Academy Awards Data Mining, Statistical Analysis, and Visualization Using Wikipedia and Plotly
With the Academy Awards around the corner (March 4, 2018), I decided to conduct a small analysis that would visualize the past and current best picture nominees with the intention of predicting this year's winner. I took all of the nominees from 1939-2018 and crawled each film's wikipedia page for the words 'won' and 'nominated.' This process resulted in an array of nominations and wins from hundreds of awards. After a small amount of data validation and hand correction, I plotted all the nomination and win information for each film. I also plotted the size of each film's Wikipedia page to determine whether that was a significant resource as well. The three figures below uniquely depict the data parsed from each page, and individually portray contrasting results regarding the prediction of this year's winner; though a clear winner emerges in the final plot.
Nomations and Wins
In Figure 1 below, the y-axis shows the amount of times 'nomination' appeared on the respective film's Wikipedia page, and the x-axis marks the corresponding film's year of nomination. The size of each bubble represents the amount of times 'won' appeared on a film's page, and hovering over each bubble displays all the nomination and win information about each film.

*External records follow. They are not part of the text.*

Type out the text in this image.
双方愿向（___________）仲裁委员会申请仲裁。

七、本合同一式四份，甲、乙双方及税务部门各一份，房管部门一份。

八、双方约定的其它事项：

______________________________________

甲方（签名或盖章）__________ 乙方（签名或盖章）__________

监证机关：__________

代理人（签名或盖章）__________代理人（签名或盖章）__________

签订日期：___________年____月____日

The primary takeaway from the figure above is that there is some correlation between wins and nominations regarding the win of a best picture award, however, it is not 1:1. This means that a film with the most wins at other awards is not guaranteed to win the academy award.
Wikipedia Page Size
The next figure shows films with the largest wikipedia page size compared to that year's best picture winner's Wikipedia page size (from 1978-2018). If the best picture winner had the largest page size, then the blue and teal bars are equal. There is also no 2018 blue because no winner has been announced, however, 'Call Me By Your Name' currently has the largest page. On average, the page sizes range from 100k-300k. This is html and everything from the web read.
In Figure 2 above, the primary conclusion is that Wikipedia page size is very loosely correlated to the best picture winner. I hypothesize this is because many films have groundbreaking achievements in technical areas or have garner cult followings over time (Raiders of the Lost Ark, Beauty and The Beast, The Lord of The Rings Trilogy, Toy Story 3, Mad Max: Fury Road), which results in skewed page size. Therefore, the conclusion that page size will be significant in predicting this year's winner has been proven unlikely.
Win Ratio and 2018 Prediction
Using the total nominations and wins acquired from Wikipedia, I created a win ratio; which is the ratio of wins to nominations+wins. This produced a number between 0 and 1 that represented how successful a film was in reference to its nominations. I also filtered the nominees based on total wins+nominations to only include those that fell within 90% of the most-nominated film. This filtered any films that may have been nominated for a few categories and won them all - which would skew the data. This process resulted in the figure below. The green represents a successful prediction of the best picture winner, yellow represents the current year's pending win, and the red represents a failed prediction.
Above, in Figure 3, the outcome of this procedure is evident. With an accuracy of 84%, it can be concluded that 'Get Out' is 2018's favored film, according to this Wikipedia crawl process.
Conclusion and Notes on Methodology
The figures shown above were created to visually analyze the history of the best picture nominees and winners of the Academy Awards. I entered into the experiment not knowing if the process would be successful, and the results above indicate it was. The conclusion drawn from the Wikipedia crawl is that 'Get Out' should statistically win the award for 2018. According to previous years' behavior, and according to its nominations and wins in other awards - it should be victorious. That being said, there are several notes regarding the process and inherent bias associated with my methodology:
- MATLAB was used during the analysis, but Plotly was used as the plotting tool.
- The process was completely autonomous, apart from a few hand corrections ('The Lord of the Rings' Trilogy had to be separated, 'How the West Was Won' had to be altered because it contained the word 'won' in its name, 'It's a Wonderful Life' had the same issue).
- The Wikipedia crawl may be subjective, depending on the film's following and popularity, which may skew the results as they do not necessarily reflect the opinion of the academy
- The Wikipedia data also contains previous years' wins, which means that every winner above from previous years has an inherent skew because of the 'win' of the academy award. This was overlooked because I concluded that the weight compared to other awards would be marginal (though this could be something to work on in the future).
- More awards are being created each year, so there is a trend in recent years that creates a larger skew in data (compared to years before 2000).